The end of the silicon roadmap: Every 18 months our computers become twice as powerful. However, this trend will stop in 10 years when transistors become so small that heat dissipation and quantum effects dominate. The information society (a specific objective of the European Research Area) will then require material systems that offer an alternative to silicon technology.
The aim of this proposal is to investigate the manganites where it is possible to create nanoscale devices such as might be used in the post-silicon era. An alternative material system: The manganites are complex oxides of manganese. Modern imaging techniques confirm that even single crystals can contain multiple phases. That is, different parts of the material can behave quite differently c.f. aluminium, which is metallic throughout.

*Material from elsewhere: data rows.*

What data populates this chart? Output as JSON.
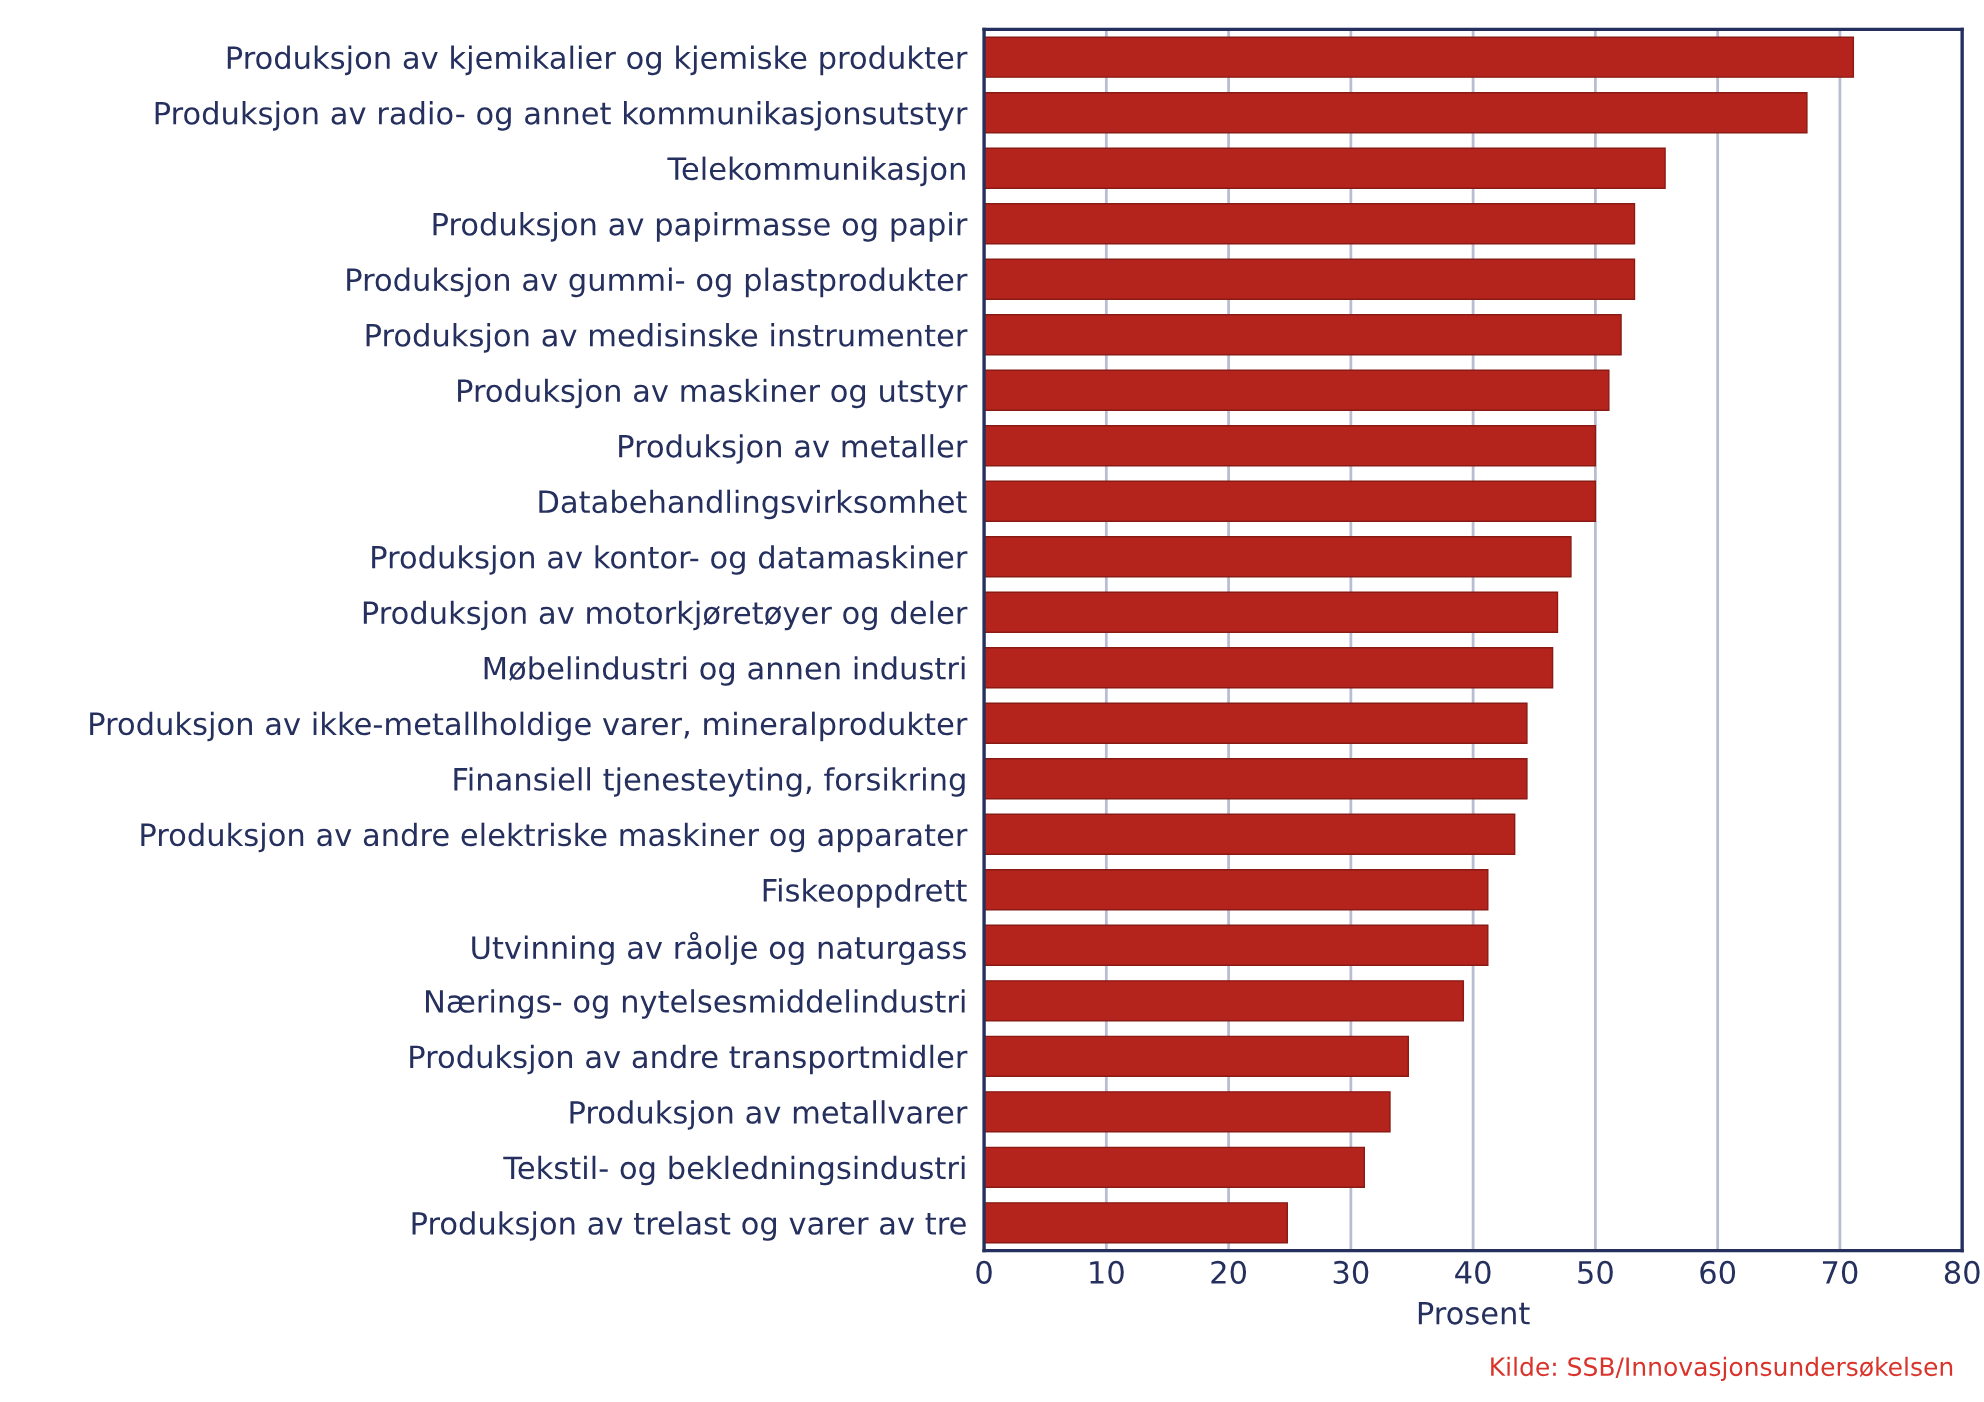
{
  "chart_data": {
    "type": "bar",
    "orientation": "horizontal",
    "xlabel": "Prosent",
    "categories": [
      "Produksjon av kjemikalier og kjemiske produkter",
      "Produksjon av radio- og annet kommunikasjonsutstyr",
      "Telekommunikasjon",
      "Produksjon av papirmasse og papir",
      "Produksjon av gummi- og plastprodukter",
      "Produksjon av medisinske instrumenter",
      "Produksjon av maskiner og utstyr",
      "Produksjon av metaller",
      "Databehandlingsvirksomhet",
      "Produksjon av kontor- og datamaskiner",
      "Produksjon av motorkjøretøyer og deler",
      "Møbelindustri og annen industri",
      "Produksjon av ikke-metallholdige varer, mineralprodukter",
      "Finansiell tjenesteyting, forsikring",
      "Produksjon av andre elektriske maskiner og apparater",
      "Fiskeoppdrett",
      "Utvinning av råolje og naturgass",
      "Nærings- og nytelsesmiddelindustri",
      "Produksjon av andre transportmidler",
      "Produksjon av metallvarer",
      "Tekstil- og bekledningsindustri",
      "Produksjon av trelast og varer av tre"
    ],
    "values": [
      71.1,
      67.3,
      55.7,
      53.2,
      53.2,
      52.1,
      51.1,
      50.0,
      50.0,
      48.0,
      46.9,
      46.5,
      44.4,
      44.4,
      43.4,
      41.2,
      41.2,
      39.2,
      34.7,
      33.2,
      31.1,
      24.8
    ],
    "color": "#b5241c",
    "xlim": [
      0,
      80
    ],
    "xticks": [
      0,
      10,
      20,
      30,
      40,
      50,
      60,
      70,
      80
    ],
    "grid": "x",
    "annotations": [
      "Kilde: SSB/Innovasjonsundersøkelsen"
    ]
  }
}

In a manganite, patches of metal can coexist with patches of insulator. Crucially, the patches can extend over a wide range of length scales. The smallest patches are as small as the manganese atoms themselves. Moreover, the patches contain a range of magnetic textures. This richness permits multiple means of addressing nanoscale manganite circuit and memory elements.
Objectives & realisation Materials selection exercise to establish phase boundaries in thin film manganites Observation of phase coexistence near phase boundaries in thin films Addressing phases in thin films Self-organised phase coexistence in thin film devices.
Addressing phases in thin film devices Proof-of-principle nanodevices Nanotechnology: the third way. This project represents an alternative to the traditional top-down and bottom-up synthesis routes in nanotechnology. Here, the aim is to create self-organised nanoscale electronic and magnetic elements in the homogeneous background of a continuous crystal.
Training: The Fellow will lead the research and play an active part in any commercialisation. Experimental skills in thin film growth will be extended to encompass device nanofabrication.